Surtout, la CNIL s'est inquiétée de la collecte de données venant de personnes ou de lieux "habituellement" protégés, tels que les cabinets d'avocat, de médecin, d'huissier, ou les locaux d'un journal, via des ordinateurs portables notamment.
La rédaction du projet de loi "permettrait de collecter des données transitant sur des systèmes utilisés par des personnes protégées par le législateur en raison des secrets particuliers liés à l'exercice de leur profession, ou de les collecter dans les lieux de travail ou domiciles de ces dernières", écrit-elle.

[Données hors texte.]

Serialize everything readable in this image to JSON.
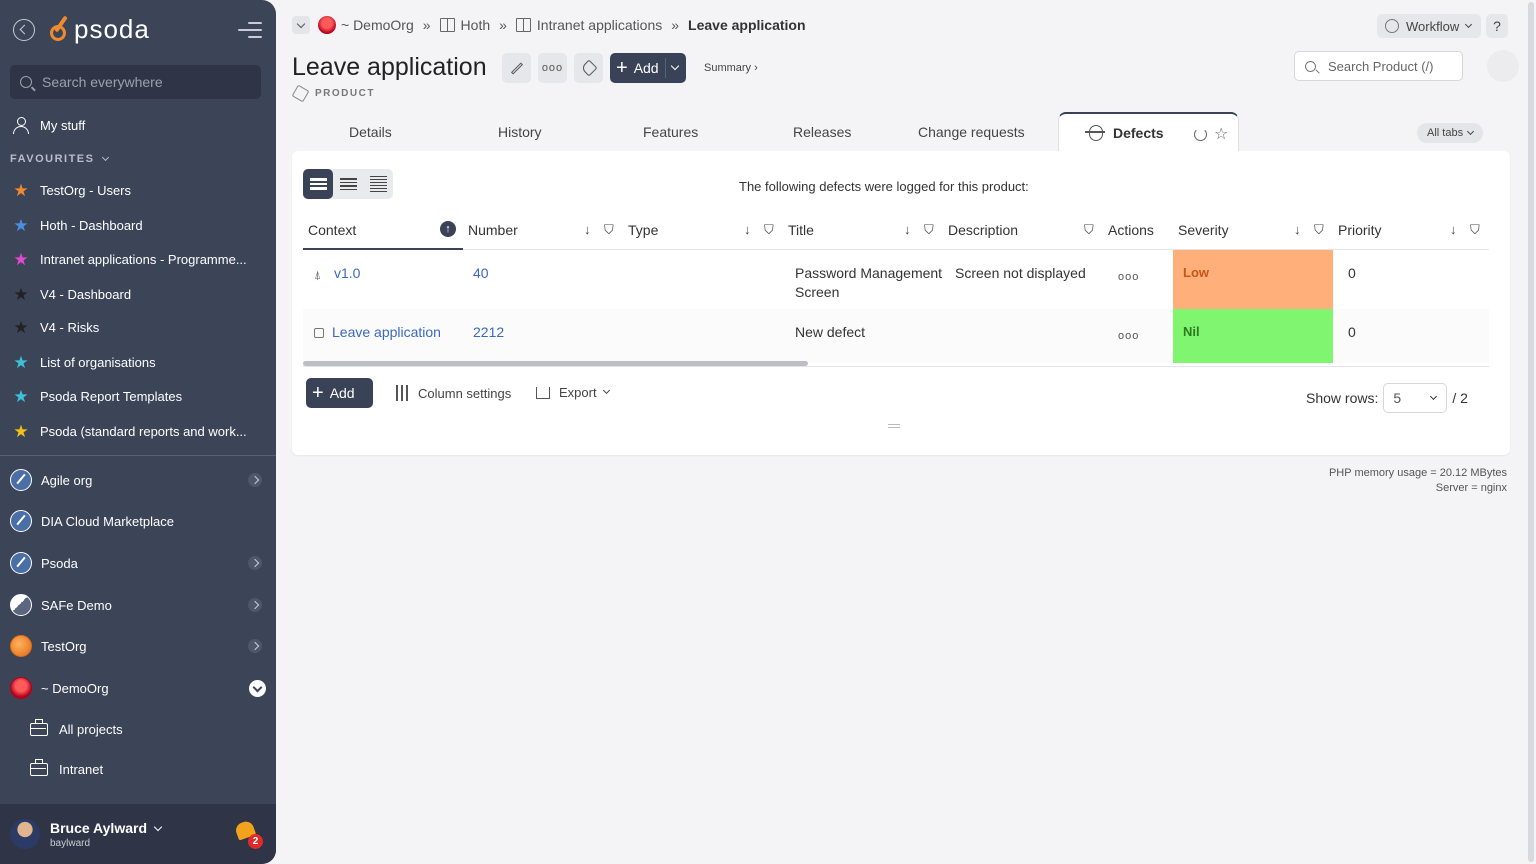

Sur ce point, la CNIL, selon son secrétaire général, Yann Padova, aurait obtenu des garanties du gouvernement. Enfin, l'utilisation des logiciels espions étant soumise à l'autorisation d'un juge d'instruction, la Commission "s'interroge sur l'impact éventuel " de la réforme de la procédure pénale qui pourrait aboutir à la disparition dudit juge...
FICHIERS ÉTENDUS
Consultée sur d'autres articles de la Loppsi II, la CNIL s'est émue, en particulier, de l'extension de fichiers de police d'analyse sérielle, comme le fichier Salvac, créé en 2003 après les crimes de Michel Fourniret pour collecter et recouper les informations sur les tueurs en série, "à la petite et moyenne délinquance de masse". La Commission a constaté que l'usage des analyses sérielles serait étendu à des infractions moins graves, encourant des peines d'une durée de cinq ans d'emprisonnement. Les vols en récidive entreraient ainsi dans cette catégorie.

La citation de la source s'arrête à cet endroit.